Android 4.1, or “Jelly Bean” as it’s nicknamed, is not an update full of showstopping features. You can gather that much from the version number, in which only the decimal has changed.
But don’t be fooled; Jelly Bean is arguably the most important new version in Android history.
More than ever, Google understands what it has to do to make Android a top-notch phone and tablet operating system for ordinary consumers, not just tech-savvy users. Instead of just piling on more features with Android 4.1, Google is focused on usability.
Google’s so-called “Project Butter” is a big part of Android’s newfound usability. Four years after the first Android phone shipped, and a year after the first wave of tablets, Android matches Apple’s iOS in smoothness.

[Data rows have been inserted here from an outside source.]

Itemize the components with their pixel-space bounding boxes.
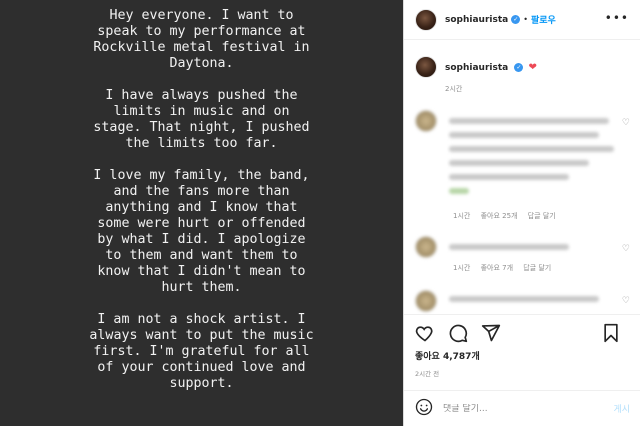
story-paragraph: I am not a shock artist. I always want t… xyxy=(89,312,314,391)
caption-time: 2시간 xyxy=(445,85,463,93)
blurred-comment-text xyxy=(449,188,469,194)
blurred-comment-text xyxy=(449,244,569,250)
comment-icon[interactable] xyxy=(448,323,470,345)
blurred-comment-text xyxy=(449,174,569,180)
post-sidebar: sophiaurista ✓ • 팔로우 ••• sophiaurista ✓ … xyxy=(403,0,640,426)
comment-meta: 1시간 좋아요 7개 답글 달기 xyxy=(453,263,559,273)
reply-button[interactable]: 답글 달기 xyxy=(523,264,551,272)
comment-time: 1시간 xyxy=(453,264,471,272)
post-comment-button[interactable]: 게시 xyxy=(613,402,630,415)
story-paragraph: Hey everyone. I want to speak to my perf… xyxy=(93,8,310,71)
comment-likes[interactable]: 좋아요 7개 xyxy=(481,264,513,272)
blurred-comment-text xyxy=(449,296,599,302)
caption-username-text[interactable]: sophiaurista xyxy=(445,63,508,73)
comment-item: ♡ xyxy=(415,290,630,312)
blurred-comment-text xyxy=(449,118,609,124)
commenter-avatar[interactable] xyxy=(415,290,437,312)
comment-like-heart-icon[interactable]: ♡ xyxy=(622,296,630,306)
commenter-avatar[interactable] xyxy=(415,110,437,132)
more-options-icon[interactable]: ••• xyxy=(605,11,629,25)
story-panel: Hey everyone. I want to speak to my perf… xyxy=(0,0,403,426)
follow-button[interactable]: 팔로우 xyxy=(531,13,556,26)
author-avatar[interactable] xyxy=(415,8,437,31)
red-heart-emoji: ❤ xyxy=(528,62,537,73)
comment-like-heart-icon[interactable]: ♡ xyxy=(622,118,630,128)
story-paragraph: I love my family, the band, and the fans… xyxy=(93,168,310,295)
comment-time: 1시간 xyxy=(453,212,471,220)
share-icon[interactable] xyxy=(481,323,503,345)
commenter-avatar[interactable] xyxy=(415,236,437,258)
blurred-comment-text xyxy=(449,146,614,152)
blurred-comment-text xyxy=(449,132,599,138)
comment-meta: 1시간 좋아요 25개 답글 달기 xyxy=(453,211,564,221)
comment-like-heart-icon[interactable]: ♡ xyxy=(622,244,630,254)
heart-icon[interactable] xyxy=(415,323,437,345)
post-header: sophiaurista ✓ • 팔로우 ••• xyxy=(404,0,640,40)
comment-item: 1시간 좋아요 25개 답글 달기 ♡ xyxy=(415,110,630,222)
author-username[interactable]: sophiaurista xyxy=(445,15,508,25)
reply-button[interactable]: 답글 달기 xyxy=(528,212,556,220)
caption-username: sophiaurista ✓ ❤ xyxy=(445,62,537,73)
caption-avatar[interactable] xyxy=(415,56,437,78)
emoji-icon[interactable] xyxy=(415,398,433,420)
comment-input[interactable] xyxy=(443,403,593,414)
verified-badge-icon: ✓ xyxy=(511,15,521,24)
blurred-comment-text xyxy=(449,160,589,166)
add-comment-bar: 게시 xyxy=(404,390,640,426)
action-bar xyxy=(404,314,640,345)
comment-item: 1시간 좋아요 7개 답글 달기 ♡ xyxy=(415,236,630,276)
likes-count[interactable]: 좋아요 4,787개 xyxy=(415,349,480,362)
separator-dot: • xyxy=(523,15,528,24)
bookmark-icon[interactable] xyxy=(601,323,623,345)
verified-badge-icon: ✓ xyxy=(514,63,524,72)
comment-likes[interactable]: 좋아요 25개 xyxy=(481,212,518,220)
post-time: 2시간 전 xyxy=(415,370,440,378)
story-paragraph: I have always pushed the limits in music… xyxy=(93,88,310,151)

Although the last Android update, Ice Cream Sandwich, added hardware acceleration to make scrolling smoother, Jelly Bean picks up on finger swipes immediately, and extends the smoothness across the user interface.
To test this, I held a phone in each hand, one running Ice Cream Sandwich, and the other running Jelly Bean. The ICS phone always took a moment to detect my thumb swipes and jumped to pick up the slack, while the Jelly Bean phone started scrolling immediately.
The Android fan base of geeks may not care so much about Project Butter. It’s just a cosmetic change, not a new feature. But when a phone or tablet responds perfectly to the touch, it creates a magic moment, one that was exclusive to the iPhone for years (In fairness, Windows Phones are just as smooth.) It’s more fun to use a device that doesn’t lag or get choppy. On tablets especially, where having fun is a top priority, Project Butter will make Android a worthy competitor to the iPad.
Remembering the Newbies
The significance of Jelly Bean isn’t just about Project Butter. It’s also about the little tweaks that Google made to help ordinary users figure out Android.
A few examples:
- Widgets are easier to add in Android 4.1. When you hold one over the home screen, other apps and widgets slide around to make room, and the widget resizes itself to fit when you drop it on the page. It’s also worth noting that in Android 4.0, the master lists of apps and widgets were combined into a single menu, so people who were oblivious to widgets before might actually notice, and give them a spin with Android 4.1.
- Google is placing media front-and-center in Jelly Bean. On the Nexus 7 tablet, the home screen shows a visualized list of your movies, music, books and magazines in the form of a giant widget, and the app tray is filled with Google’s own multimedia apps. The message–yes, Google sells consumable content–was missing from previous Android tablets.
- Google Chrome becomes the default browser in new Jelly Bean devices, starting with the Nexus 7. It’s miles ahead of the previous stock Android browser, and it’s a brand that people will recognize and latch onto. (As evidence, I submit Chrome’s new iOS app, which is already at the top of the App Store’s popularity chart.)
Finally, there’s Google Now, a competitor to Apple’s Siri that was strangely announced without a lot of fanfare.
The interesting thing about Google Now isn’t that it has a computerized voice that answers questions, but that it works automatically by figuring out usage patterns. It learns where you live, and tells you the weather in the morning. It remembers your work commute and warns you when there’s a traffic jam. If you’re waiting at a train platform, it tells you when the next train is coming.
The importance of the automation shouldn’t be underestimated. In the past, Android’s biggest lure was the ability to customize it, but I’ve seen too many ordinary users ignore everything that they can do with the device, because they don’t have time or inclination to learn. I haven’t used Google Now enough to render a verdict, but if it works as advertised, it could be revolutionary. (I get the feeling Google Now is a work in progress, which might explain why Google isn’t going nuts about it.)
Of course, Jelly Bean’s improvements don’t mean much if phone and tablet makers don’t update their devices in a timely manner. The slow delivery of updates has been a major failing of Android, but Google says it has a plan: Two months before the launch of new versions, hardware makers will get access to a “platform development kit,” designed to help them get their devices up to speed. Select partners have already received the kit for Jelly Bean. Time will tell if this strategy works, but it’s at least a more concrete plan than the failed Android Update Alliance, which as far as I could tell was just empty words.
Android 4.1 isn’t perfect. In my time with the Nexus 7 tablet, I ran into occasional glitches, such as apps that crash, and web pages that render Chrome unresponsive. It’s unreleased software, and I hope Google works out the kinks. Either way, the latest version of Android is a pleasure to use. Most importantly, you needn’t be a tech whiz to truly enjoy it.